January 20, 2016

DevOps Troubleshooting Concept

The phrase “DevOps” means a lot of different things to different people because the discussion around it covers a lot of ground. People talk about DevOps as developer and operations collaboration, integration, automation, and the measurement of cooperation between software developers and other IT professionals.

  • Enabling communication/collaboration between all stakeholders that take part in the application delivery process.
  • Automating as much as possible in the application delivery to reduce variability and maximize velocity.
  • Integrating the application Delivery steps and tooling for effective and efficient delivery.
  • Establishing a learning and improvement culture that attempts to optimize the application delivery process from a customer perspective. This can only be achieved from an end-to-end perspective.

In this blog, I’ll focus on collaboration between software developers and other IT professionals.

What is DevOps?

Typically, there is a gap in between developers, QA, and system admins while troubleshooting. This is where DevOps comes into the picture, because it is where developers, Quality Assurance, and system administrators work together to deliver the application at the speed of the business.
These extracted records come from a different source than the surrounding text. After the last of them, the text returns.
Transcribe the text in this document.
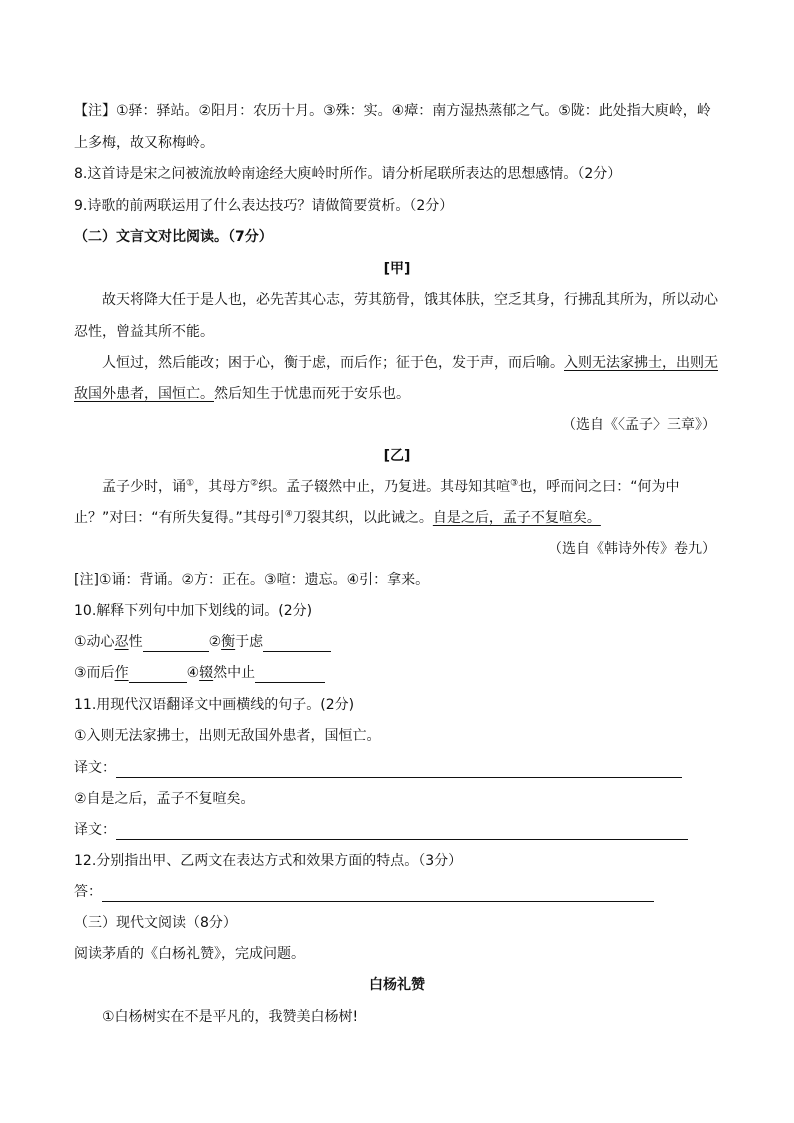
【注】①驿：驿站。②阳月：农历十月。③殊：实。④瘴：南方湿热蒸郁之气。⑤陇：此处指大庾岭，岭
上多梅，故又称梅岭。
8.这首诗是宋之问被流放岭南途经大庾岭时所作。请分析尾联所表达的思想感情。（2分）
9.诗歌的前两联运用了什么表达技巧？请做简要赏析。（2分）
（二）文言文对比阅读。（7分）
[甲]
故天将降大任于是人也，必先苦其心志，劳其筋骨，饿其体肤，空乏其身，行拂乱其所为，所以动心
忍性，曾益其所不能。
人恒过，然后能改；困于心，衡于虑，而后作；征于色，发于声，而后喻。入则无法家拂士，出则无
敌国外患者，国恒亡。然后知生于忧患而死于安乐也。
（选自《〈孟子〉三章》）
[乙]
孟子少时，诵①，其母方②织。孟子辍然中止，乃复进。其母知其喧③也，呼而问之曰：“何为中
止？”对曰：“有所失复得。”其母引④刀裂其织，以此诫之。自是之后，孟子不复喧矣。
（选自《韩诗外传》卷九）
[注]①诵：背诵。②方：正在。③喧：遗忘。④引：拿来。
10.解释下列句中加下划线的词。(2分)
①动心 忍 性	② 衡 于虑
③而后 作	④ 辍 然中止
11.用现代汉语翻译文中画横线的句子。(2分)
①入则无法家拂士，出则无敌国外患者，国恒亡。
译文：
②自是之后，孟子不复喧矣。
译文：
12.分别指出甲、乙两文在表达方式和效果方面的特点。（3分）
答：
（三）现代文阅读（8分）
阅读茅盾的《白杨礼赞》，完成问题。
白杨礼赞
①白杨树实在不是平凡的，我赞美白杨树!
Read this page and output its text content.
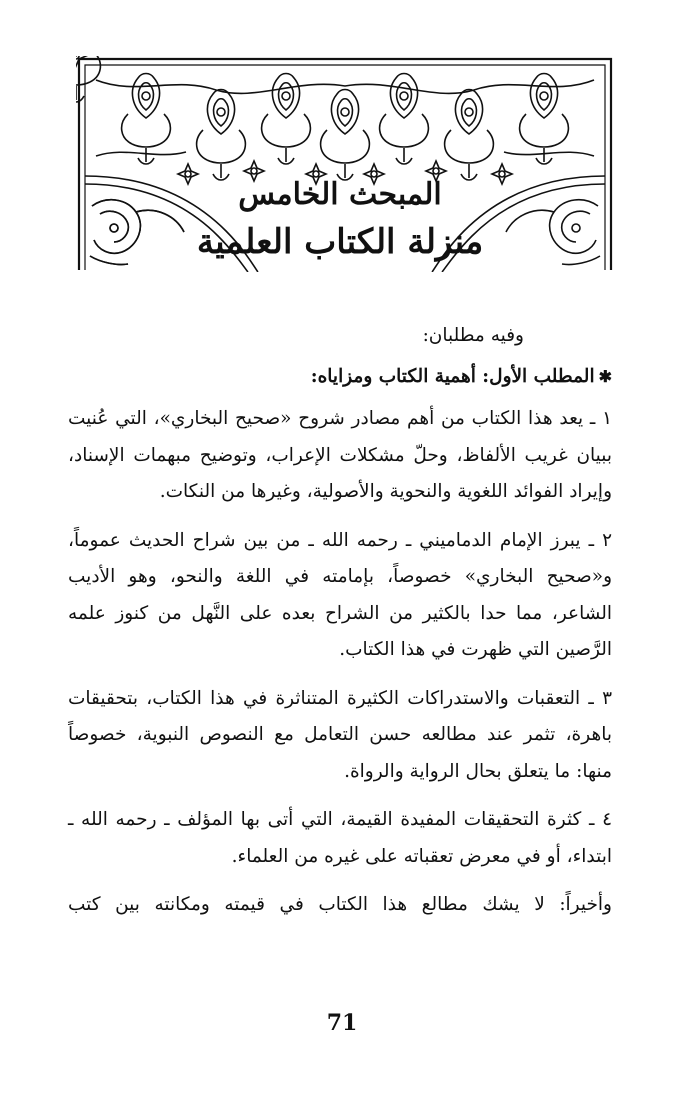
المبحث الخامس
منزلة الكتاب العلمية

وفيه مطلبان:

✱المطلب الأول: أهمية الكتاب ومزاياه:

١ ـ يعد هذا الكتاب من أهم مصادر شروح «صحيح البخاري»، التي عُنيت ببيان غريب الألفاظ، وحلّ مشكلات الإعراب، وتوضيح مبهمات الإسناد، وإيراد الفوائد اللغوية والنحوية والأصولية، وغيرها من النكات.

٢ ـ يبرز الإمام الدماميني ـ رحمه الله ـ من بين شراح الحديث عموماً، و«صحيح البخاري» خصوصاً، بإمامته في اللغة والنحو، وهو الأديب الشاعر، مما حدا بالكثير من الشراح بعده على النَّهل من كنوز علمه الرَّصين التي ظهرت في هذا الكتاب.

٣ ـ التعقبات والاستدراكات الكثيرة المتناثرة في هذا الكتاب، بتحقيقات باهرة، تثمر عند مطالعه حسن التعامل مع النصوص النبوية، خصوصاً منها: ما يتعلق بحال الرواية والرواة.

٤ ـ كثرة التحقيقات المفيدة القيمة، التي أتى بها المؤلف ـ رحمه الله ـ ابتداء، أو في معرض تعقباته على غيره من العلماء.

وأخيراً: لا يشك مطالع هذا الكتاب في قيمته ومكانته بين كتب

71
The Concept of Troubleshooting

Troubleshooting as a skill is a logical, systematic search for the source of a problem in order to solve it so the product or process can be made operational again.

In a DevOps organization, everyone on the team is responsible for some level of troubleshooting. A developer troubleshoots bugs in their software, a system admin troubleshoots problems in servers and networks, and the QA team spends time first finding problems and then trying to locate the root cause. When everyone on the DevOps team uses the same proven troubleshooting techniques, the whole team benefits.

How to troubleshoot effectively:

  • Divide the problem space
  • Practice good communication when collaborating, including conference calls, direct conversation, email, and real-time chat rooms
  • Document your problems and solutions
  • Understand how the systems work
  • Favor fast solutions
  • Know what has been changed

Problem: Application Performance Issue

An application performance issue can be seen in any organization and multiple things, including errors in the web server, code, database, server, or network, may cause one. First, you must find the cause of the problem. Sometimes, it’s inflexible to come to a conclusion by following a step-by-step procedure.

Because performance testing is an iterative process, it’s essential to document the test results and the configuration settings for all iterations.

Example Scenario:

devops_troubleshooting

End-User Troubleshooting

  • Access the application from the browser and check how much time it takes to load the page.
  • Check the ping response of the server from the user side. An appropriate response denotes that the connectivity for the server and the user machine is good.

Web Server Troubleshooting

  • If the web server process is running, check how many processes are running. If it’s more than 50, it indicates that there is an issue such as high user traffic, high CPU utilization, or high disk I/O.
  • Check memory status and CPU utilization to see if any web service processes are consuming a high CPU usage by using the appropriate commands.
  • Verify web server logs and look for errors in the error and access logs.

Java-Based Application Troubleshooting

  • Check the Java processes and the load average for the instance machine by using the command ps –ef|grep java. The load average can give you substantial clues toward where the problem lies.
  • Check the Tomcat logs, which can be found in TOMCAT_HOME/logs, and search for the exceptions.

Server Troubleshooting

  • Verify the website status with the telnet command to check # telnet IP_Address port. Also, run tracert to check the SPF and latency of the website.
  • Check whether FQDN is resolving by the DNS server with # nslookup IP_Address. Most of the time the DNS server will find the culprit and resolve the FQDN hostname.
  • Check the server for slow performance, or whether it’s running out of CPU, RAM, and Disk with the ‘top’ command.

Database Troubleshooting

  • Depending on the distribution, check the logs for any errors.
  • Check for slow queries with database metrics, such as Uptime, Threads, or Slow Queries. You can also do this by using the extended-status command. Also, check the process list waiting in the queue, which can also be checked with other databases.
    mysqladmin -u root -p status
    Enter password:
    Uptime: 2680987 Threads: 1 Questions: 17494181 Slow queries: 0 Opens: 2096 Flush
    Table’s: 1 Open tables: 64 Queries per second avg: 6.525

Tune for better performance

  • Application Code: if the database connection from the application code is not closed properly.
  • Database Tuning: if the database response is slow, then it delays any responses to queries.
  • JVM Tuning: Every application has its own memory requirement. Issues will occur if an application has a huge memory requirement but is allocated less than OOM (Out of memory).
  • Middleware Services: if there are application connectivity issues with the external interface.
  • Infrastructure & OS: if there are internet connectivity issues with the network, packet drop in the network.